Stefano Andreotti, figlio di Giulio, ha raccontato il sette volte presidente del Consiglio. Sulle accuse di mafia ha detto, in una lunga intervista a il Giorno: “Quando tutto comincia, dal punto di vista umano, mio padre era un uomo finito: non usciva più di casa, era impasticcato di schifezze che gli avevano dato per dormire e stare tranquillo, non faceva più niente. Una morte fisica e civile. Poi, ha avuto la forza di reagire”.
“Ha reagito – continua – grazie a persone che gli sono state vicine, a cominciare dalla famiglia, ma anche a persone verso le quali aveva una grande venerazione. Due in particolare: Madre Teresa di Calcutta e Giovanni Paolo II. Ma, oltre le persone e la famiglia, è stata la fede la sua alleata: una fede vera che ha avuto fino alla fine e che lo portava a dire: ‘Questo mi accade perché ho avuto tanto dalla vita’”.
Il figlio di Giulio Andreotti: “Gli piaceva il potere, per lui era un mezzo”
Oltre alle accuse di mafia, sul rapporto con il potere Stefano, figlio di Andreotti, ha detto: “Era qualcosa che in assoluto gli piaceva: questo è chiaro. Ricoprire cariche pubbliche è indubbio che lo appagava e forse, diceva, “ho anche fatto qualche sgambetto a qualcuno” per averle. Come altri cavalli di razza democristiani li facevano a lui. Però il potere per lui non era fine a se stesso, era un mezzo”

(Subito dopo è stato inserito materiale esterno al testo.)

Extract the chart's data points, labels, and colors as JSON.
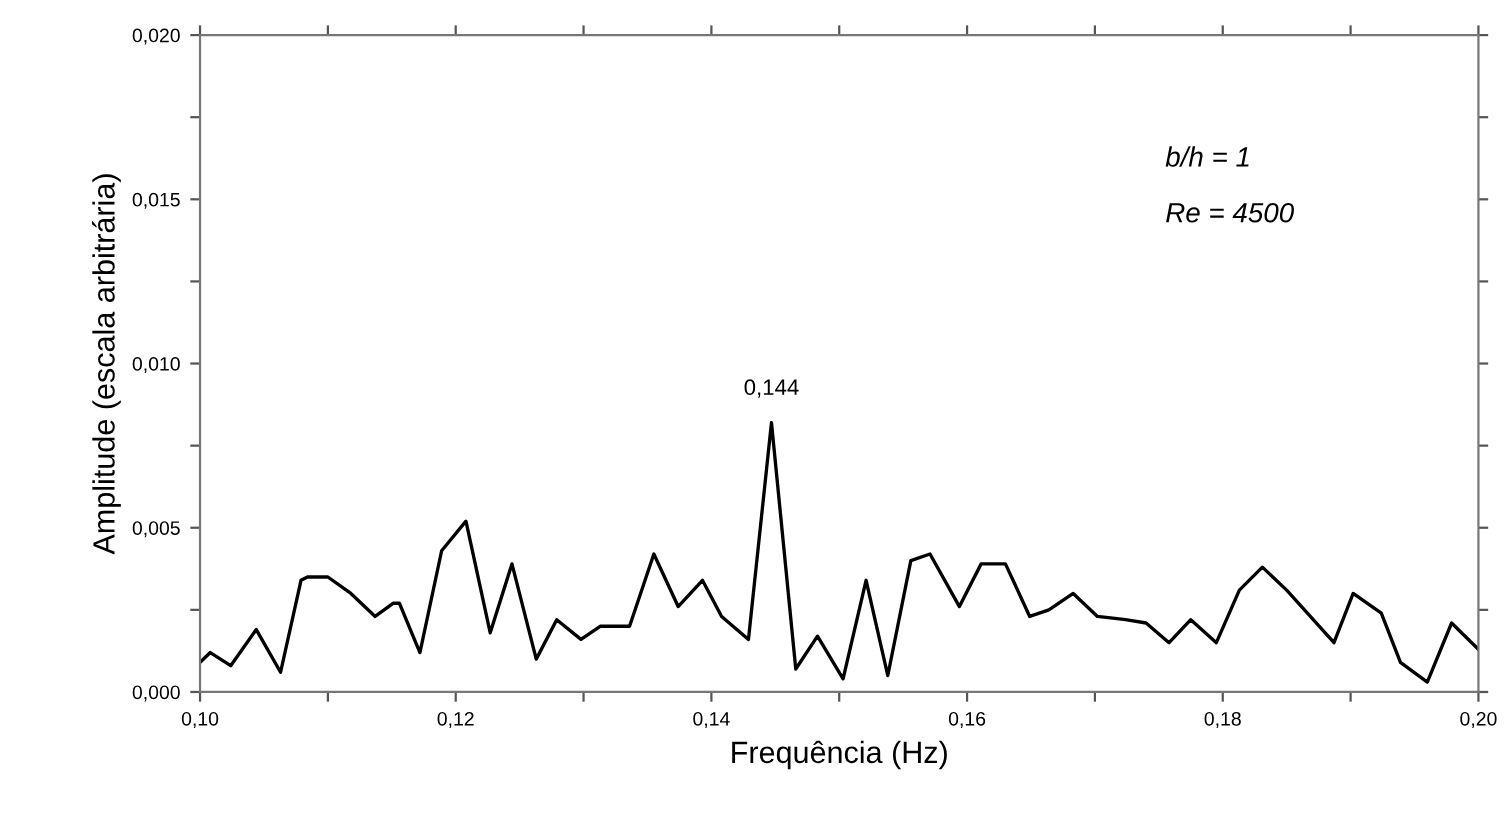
{
  "chart_data": {
    "type": "line",
    "xlabel": "Frequência (Hz)",
    "ylabel": "Amplitude (escala arbitrária)",
    "x": [
      0.1,
      0.1008,
      0.1024,
      0.1044,
      0.1063,
      0.1079,
      0.1084,
      0.11,
      0.1118,
      0.1137,
      0.1151,
      0.1156,
      0.1172,
      0.1189,
      0.1208,
      0.1227,
      0.1244,
      0.1263,
      0.1279,
      0.1298,
      0.1313,
      0.1336,
      0.1355,
      0.1374,
      0.1393,
      0.1408,
      0.1429,
      0.1447,
      0.1466,
      0.1483,
      0.1503,
      0.1521,
      0.1538,
      0.1556,
      0.1571,
      0.1594,
      0.1611,
      0.163,
      0.1649,
      0.1664,
      0.1683,
      0.1702,
      0.1724,
      0.174,
      0.1758,
      0.1775,
      0.1795,
      0.1813,
      0.1831,
      0.185,
      0.1887,
      0.1902,
      0.1924,
      0.1939,
      0.196,
      0.1979,
      0.2
    ],
    "series": [
      {
        "color": "#000000",
        "values": [
          0.0009,
          0.0012,
          0.0008,
          0.0019,
          0.0006,
          0.0034,
          0.0035,
          0.0035,
          0.003,
          0.0023,
          0.0027,
          0.0027,
          0.0012,
          0.0043,
          0.0052,
          0.0018,
          0.0039,
          0.001,
          0.0022,
          0.0016,
          0.002,
          0.002,
          0.0042,
          0.0026,
          0.0034,
          0.0023,
          0.0016,
          0.0082,
          0.0007,
          0.0017,
          0.0004,
          0.0034,
          0.0005,
          0.004,
          0.0042,
          0.0026,
          0.0039,
          0.0039,
          0.0023,
          0.0025,
          0.003,
          0.0023,
          0.0022,
          0.0021,
          0.0015,
          0.0022,
          0.0015,
          0.0031,
          0.0038,
          0.0031,
          0.0015,
          0.003,
          0.0024,
          0.0009,
          0.0003,
          0.0021,
          0.0013
        ]
      }
    ],
    "xlim": [
      0.1,
      0.2
    ],
    "xticks": [
      {
        "value": 0.1,
        "label": "0,10"
      },
      {
        "value": 0.11,
        "label": null
      },
      {
        "value": 0.12,
        "label": "0,12"
      },
      {
        "value": 0.13,
        "label": null
      },
      {
        "value": 0.14,
        "label": "0,14"
      },
      {
        "value": 0.15,
        "label": null
      },
      {
        "value": 0.16,
        "label": "0,16"
      },
      {
        "value": 0.17,
        "label": null
      },
      {
        "value": 0.18,
        "label": "0,18"
      },
      {
        "value": 0.19,
        "label": null
      },
      {
        "value": 0.2,
        "label": "0,20"
      }
    ],
    "ylim": [
      0.0,
      0.02
    ],
    "yticks": [
      {
        "value": 0.0,
        "label": "0,000"
      },
      {
        "value": 0.0025,
        "label": null
      },
      {
        "value": 0.005,
        "label": "0,005"
      },
      {
        "value": 0.0075,
        "label": null
      },
      {
        "value": 0.01,
        "label": "0,010"
      },
      {
        "value": 0.0125,
        "label": null
      },
      {
        "value": 0.015,
        "label": "0,015"
      },
      {
        "value": 0.0175,
        "label": null
      },
      {
        "value": 0.02,
        "label": "0,020"
      }
    ],
    "annotations": [
      {
        "text": "0,144",
        "x": 0.1447,
        "y": 0.0082
      },
      "b/h = 1",
      "Re = 4500"
    ],
    "grid": false,
    "legend": false,
    "marker": "none",
    "line_style": "solid"
  }
}
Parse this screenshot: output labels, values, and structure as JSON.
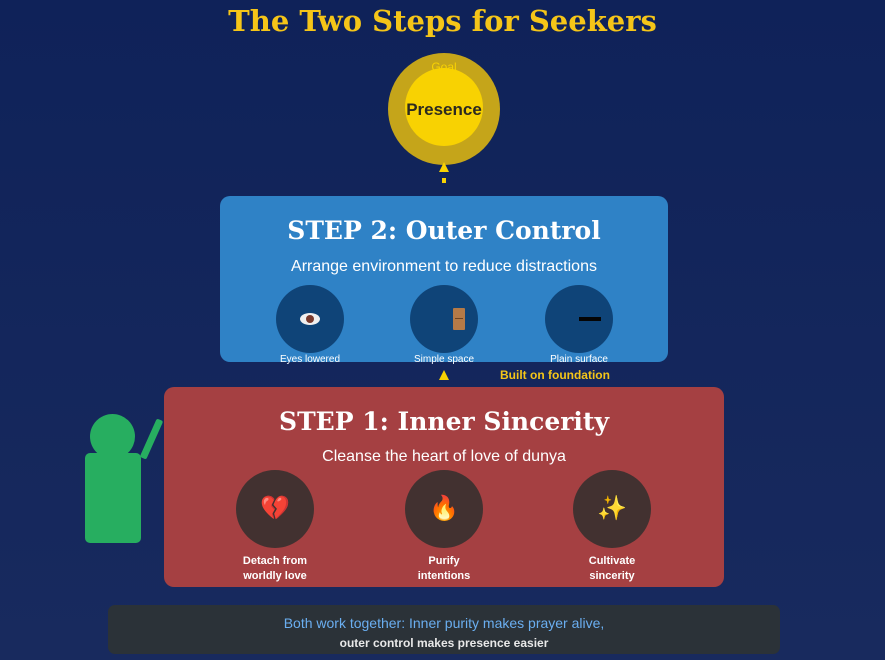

Giulio Andreotti “era l’assoluto opposto della severità, era la bonomia fatta persona. Noi siamo nati, praticamente, che Andreotti era Andreotti. Io sono del ’52 e lui era da 5 anni il sottosegretario alla presidenza di De Gasperi e dopo di Pella, nel ’53”. Mio padre era una presenza attentissima. Poi si è completamente, come dire, rimbambito per i nipoti. Una volta mia sorella Serena aveva la bambina che faceva la raccolta dei Puffi e di questi pupazzetti mia nipote non ne trovava uno. Ebbene, mio padre ha smosso non so chi per riuscire a recuperarlo da un importatore del Nord“.